"We've come a long way from John Kennedy's "ask not what your country can do for you" and Abe Lincoln's "four score and seven years ago." Many of the current candidates for president of the United States have significantly dumbed down their oratory to appeal to voters, according to a new study (pdf) from the Language Technologies Institute at Carnegie Mellon University.
Researchers looked at transcripts of recent speeches by five presidential candidates (Donald Trump, Hillary Clinton, Bernie Sanders, Marco Rubio and Ted Cruz), comparing them to speeches from past presidents and assigning them grade levels based upon the sophistication of the language. Factors such as “readability" and “lexical contents and grammatical structure” were considered.
The candidate who scored the lowest by this measure was Donald Trump, who apparently speaks at a fifth-grade level. Meanwhile, Bernie Sanders speaks at the highest level among current candidates, measuring around an 11th-grade level.
The results didn't fall abruptly along party lines, however. The speaker to dumb down language the second most was Clinton, who chimed in at an eighth-grade level.

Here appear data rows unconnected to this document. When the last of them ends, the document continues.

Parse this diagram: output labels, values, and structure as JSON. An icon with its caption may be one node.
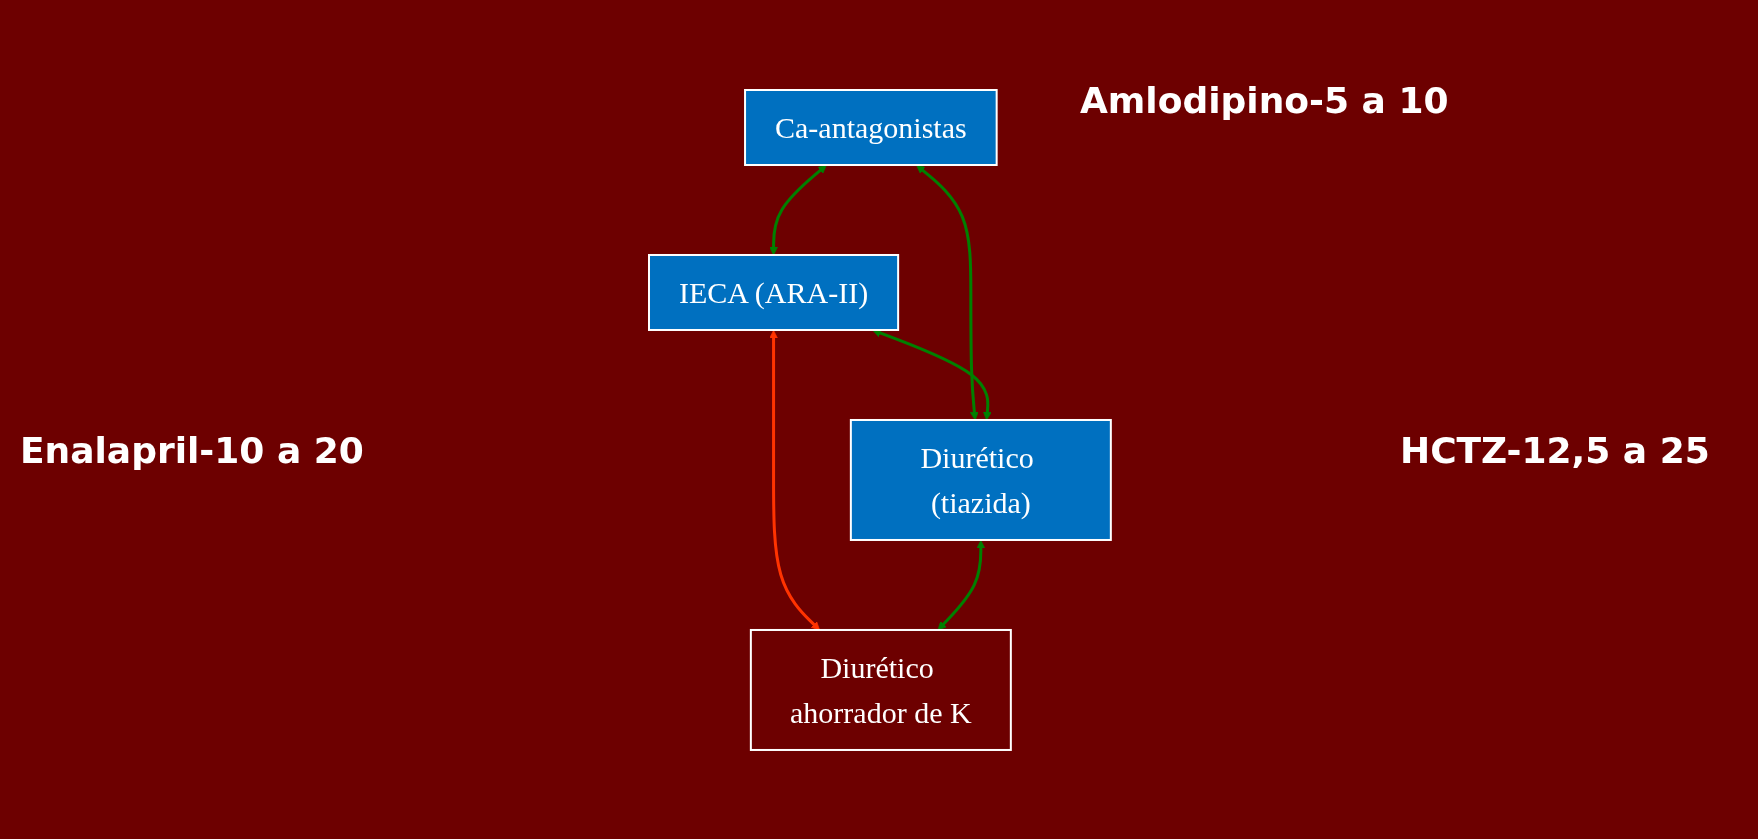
{
  "diagram": {
    "nodes": [
      {
        "text": [
          "Ca-antagonistas"
        ]
      },
      {
        "text": [
          "IECA (ARA-II)"
        ]
      },
      {
        "text": [
          "Diurético (tiazida)"
        ]
      },
      {
        "text": [
          "Diurético ahorrador de K"
        ]
      }
    ],
    "edges": [
      {
        "from": 0,
        "to": 1,
        "arrow": "both"
      },
      {
        "from": 0,
        "to": 2,
        "arrow": "both"
      },
      {
        "from": 1,
        "to": 2,
        "arrow": "both"
      },
      {
        "from": 1,
        "to": 3,
        "arrow": "both",
        "color": "#ff3300"
      },
      {
        "from": 2,
        "to": 3,
        "arrow": "both"
      }
    ],
    "labels": [
      "Amlodipino-5 a 10",
      "Enalapril-10 a 20",
      "HCTZ-12,5 a 25"
    ]
  }
}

That's significantly up the developmental ladder from Trump, but not exactly grandiloquence either. Clinton's speeches did vary in level significantly, showing the highest level of "standard deviation” among the candidates. In other words, she changes her vocabulary depending on who she's talking to.
Comparing Trump's speeches to all presidents measured in the study puts things in perspective. On the measure of vocabulary alone, Trump scored the worst, the lowest of all speeches measured, past and present. It's interesting to note that Ronald Reagan used the highest vocabulary among presidents measured in the study.
Trump didn't do as poorly on grammatical complexity. George W. Bush scored the lowest on that measure. By comparison, Lincoln's addresses had the most grammatical sophistication.
Overall, the language used by presidential candidates in their campaign speeches averaged out to around an eighth-grade level — hardly the great oratory of Cicero".